Extra-heavy oil (XHO) reservoirs in South America represent some of the largest hydrocarbon accumulations (> 500 billion barrels) in the world. Primary production using long horizontal wells is a commercially proven technology for XHO reservoirs. The expected ultimate recovery with primary production is generally limited to less than 12% of original-oil-in-place (OOIP) and thermal EOR is critical for increasing recovery to 30–60% OOIP. Economic and environmentally viable thermal development of these reservoirs will require the use of horizontal steam injectors. Our results reveal that a continuous steam injection with a horizontal injector placed vertically above a horizontal producer (CSI-HIHP) is a very effective method for XHO reservoirs, with high peak oil rate and significantly high recovery. This study, first of its kind for an XHO reservoir, outlines an integrated workflow to evaluate production potential of a large XHO green-field using primary production followed by thermal exploitation. The workflow, based on a probabilistic framework (involving designs of experiments, proxy methods and Monte Carlo simulations), evaluates reservoir performance for the whole lifecycle of the field under a range of uncertainties and quantifies the impact of key parameters affecting the reservoir performance.

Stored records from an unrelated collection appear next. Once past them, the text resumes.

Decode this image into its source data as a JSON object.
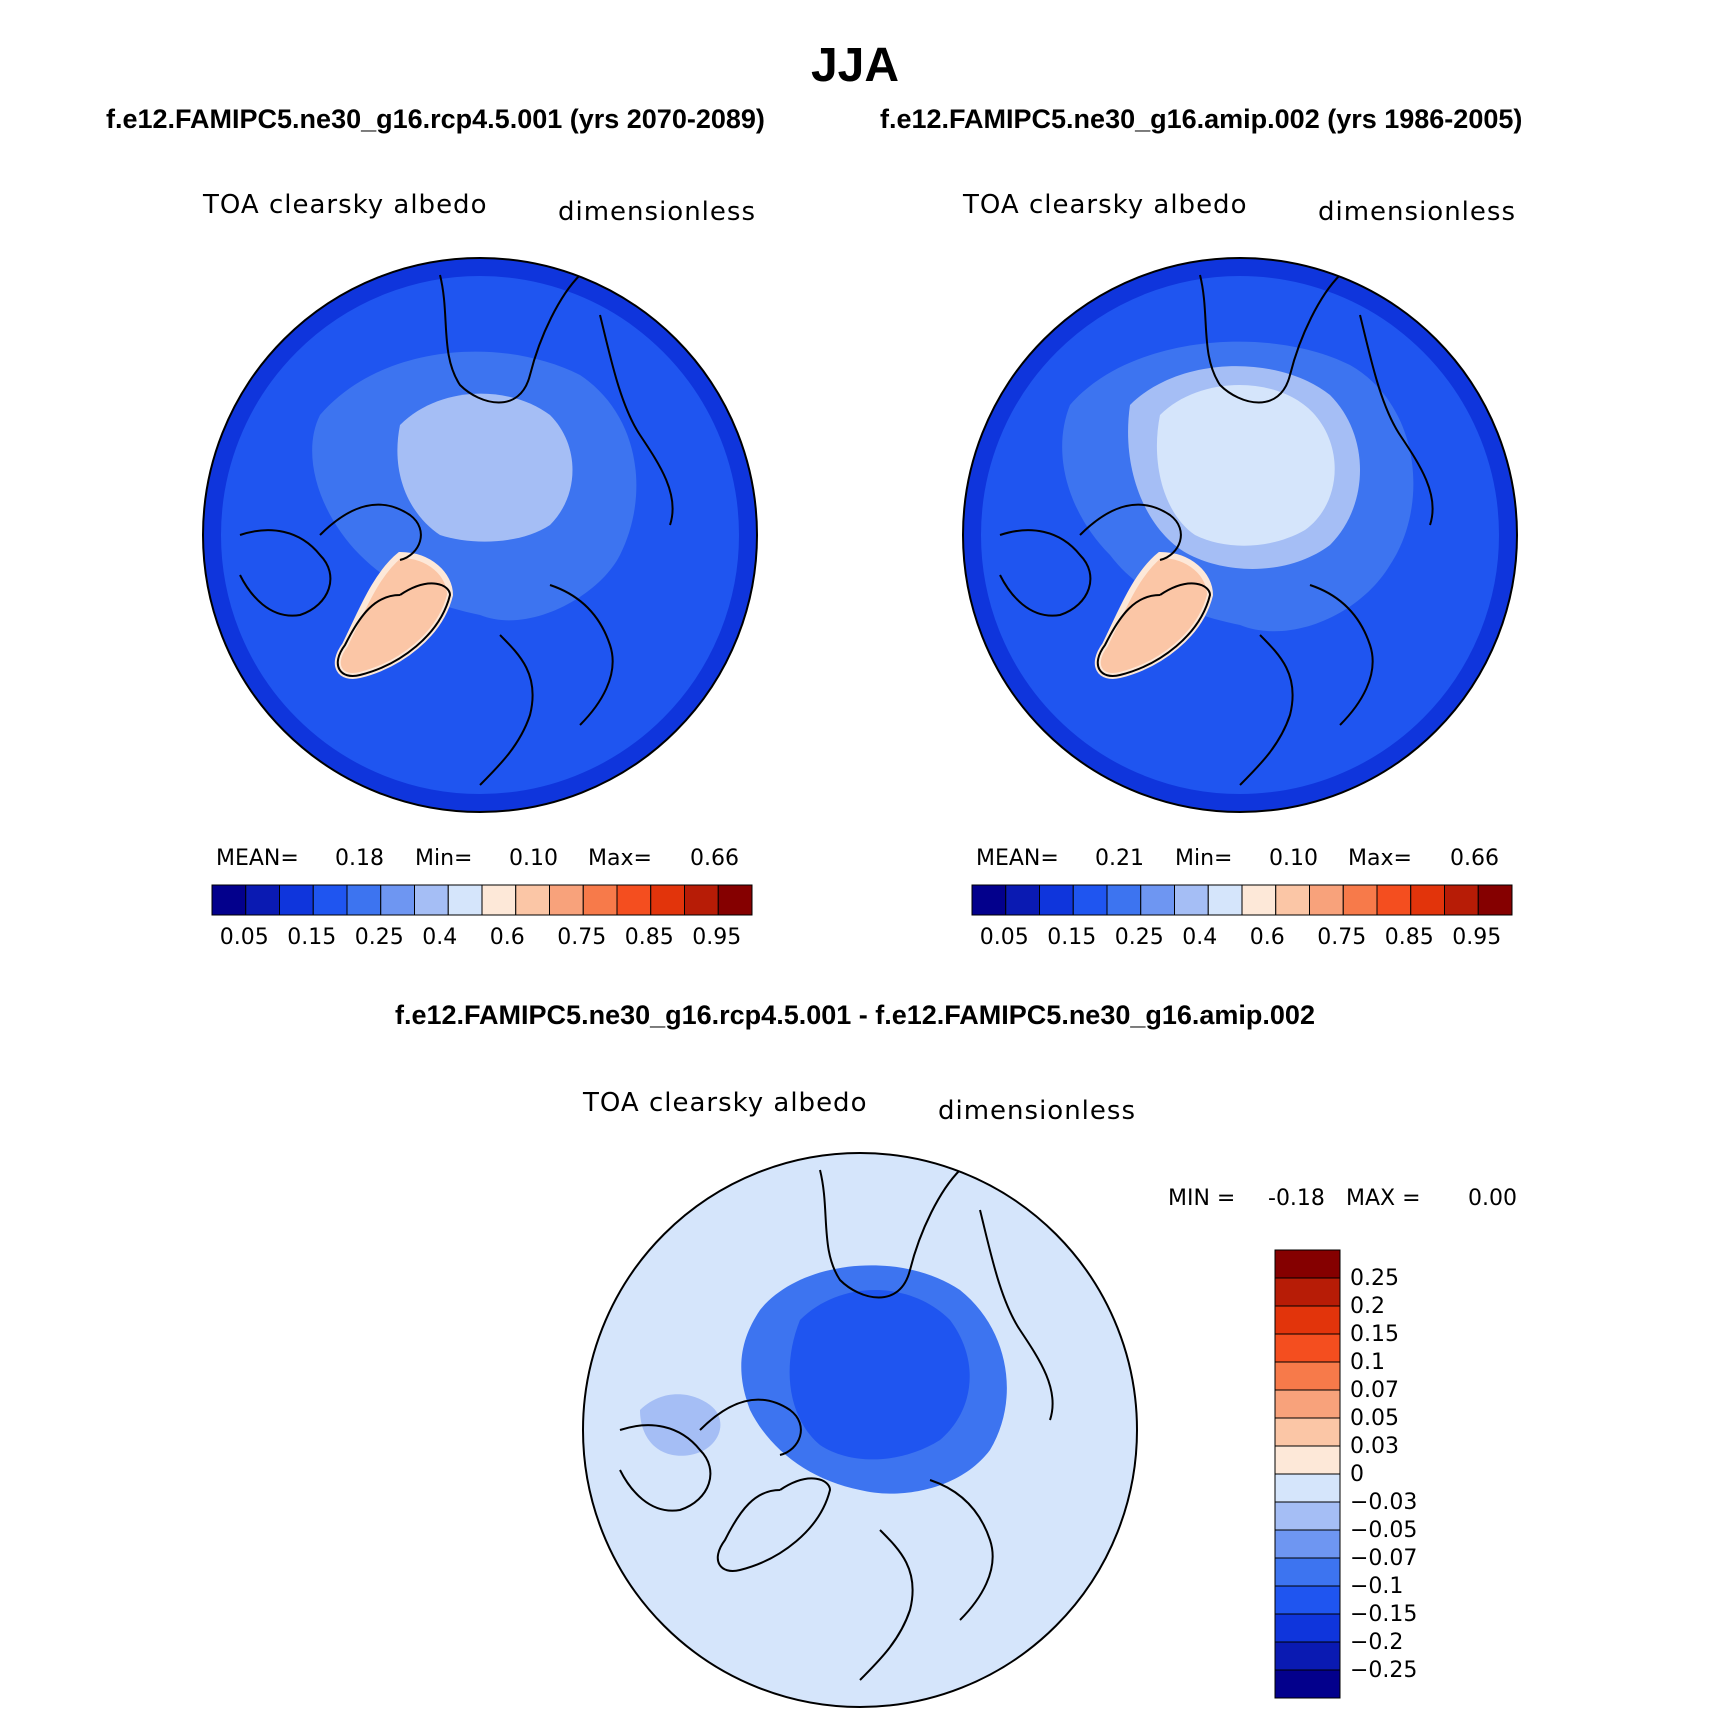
{
  "figure": {
    "season": "JJA",
    "case_left": "f.e12.FAMIPC5.ne30_g16.rcp4.5.001 (yrs 2070-2089)",
    "case_right": "f.e12.FAMIPC5.ne30_g16.amip.002 (yrs 1986-2005)",
    "diff_title": "f.e12.FAMIPC5.ne30_g16.rcp4.5.001 - f.e12.FAMIPC5.ne30_g16.amip.002"
  },
  "panels": [
    {
      "variable": "TOA clearsky albedo",
      "units": "dimensionless",
      "stats": {
        "mean_label": "MEAN=",
        "mean": "0.18",
        "min_label": "Min=",
        "min": "0.10",
        "max_label": "Max=",
        "max": "0.66"
      }
    },
    {
      "variable": "TOA clearsky albedo",
      "units": "dimensionless",
      "stats": {
        "mean_label": "MEAN=",
        "mean": "0.21",
        "min_label": "Min=",
        "min": "0.10",
        "max_label": "Max=",
        "max": "0.66"
      }
    }
  ],
  "colorbar_abs": {
    "colors": [
      "#03008c",
      "#0a1ab2",
      "#0f35dc",
      "#1f55f0",
      "#3d74f0",
      "#6e96f2",
      "#a5bef5",
      "#d5e5fb",
      "#fde8d8",
      "#fbc6a6",
      "#f8a27b",
      "#f77a4a",
      "#f44e1f",
      "#e2340b",
      "#b71c06",
      "#850000"
    ],
    "labels": [
      "0.05",
      "0.15",
      "0.25",
      "0.4",
      "0.6",
      "0.75",
      "0.85",
      "0.95"
    ]
  },
  "diff_panel": {
    "variable": "TOA clearsky albedo",
    "units": "dimensionless",
    "min_label": "MIN =",
    "min": "-0.18",
    "max_label": "MAX =",
    "max": "0.00"
  },
  "colorbar_diff": {
    "colors_top_to_bottom": [
      "#850000",
      "#b71c06",
      "#e2340b",
      "#f44e1f",
      "#f77a4a",
      "#f8a27b",
      "#fbc6a6",
      "#fde8d8",
      "#d5e5fb",
      "#a5bef5",
      "#6e96f2",
      "#3d74f0",
      "#1f55f0",
      "#0f35dc",
      "#0a1ab2",
      "#03008c"
    ],
    "labels": [
      "0.25",
      "0.2",
      "0.15",
      "0.1",
      "0.07",
      "0.05",
      "0.03",
      "0",
      "−0.03",
      "−0.05",
      "−0.07",
      "−0.1",
      "−0.15",
      "−0.2",
      "−0.25"
    ]
  },
  "map_colors": {
    "ocean_abs": "#1f55f0",
    "ring_outer": "#0f35dc",
    "ice_mid": "#3d74f0",
    "ice_high": "#a5bef5",
    "ice_top": "#d5e5fb",
    "greenland": "#fbc6a6",
    "diff_bg": "#d5e5fb",
    "diff_mid": "#3d74f0",
    "diff_core": "#1f55f0",
    "diff_light": "#a5bef5"
  }
}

XHO reservoirs usually have significantly higher pressures than those of typical conventional heavy oil reservoirs, where continuous steam injection (CSI) has been applied commercially. Therefore, pressure in these reservoirs must be reduced before CSI can begin. Cyclic-steam-stimulation (CSS) after initial stage of primary production can be used to accelerate pressure reduction in the reservoir, while providing additional recovery. Our results demonstrate that geological features such as shale baffles have a significant impact on delaying pressure reduction during primary and CSS. In all the cases investigated, primary production for one year followed by CSS for four years has been found to be successful in reducing pressure to the target pressure for CSI.

High pressure-drop in the horizontal steam injector can cause pressure near the toe region of the injector to be lower than the producer pressure. This results in poor steam injection and poor steam-chest development in that region, thus, greatly reducing efficiency of the thermal recovery process. We quantify pressure drop in a horizontal steam injector and its impact on the thermal performance and suggest a novel well configuration that uses two injectors for every long producer during CSI. The proposed configuration with a sequential development plan can significantly improve economics of the projects.

A novel probabilistic workflow for a full-field development plan (primary, CSS and CSI) of XHO reservoirs provides robust production forecast over the entire lifecycle. The workflow developed and the insights obtained would be very valuable in preparing effective exploitation plans and optimal facility design, a key economic variable in large projects of developing giant XHO reservoirs.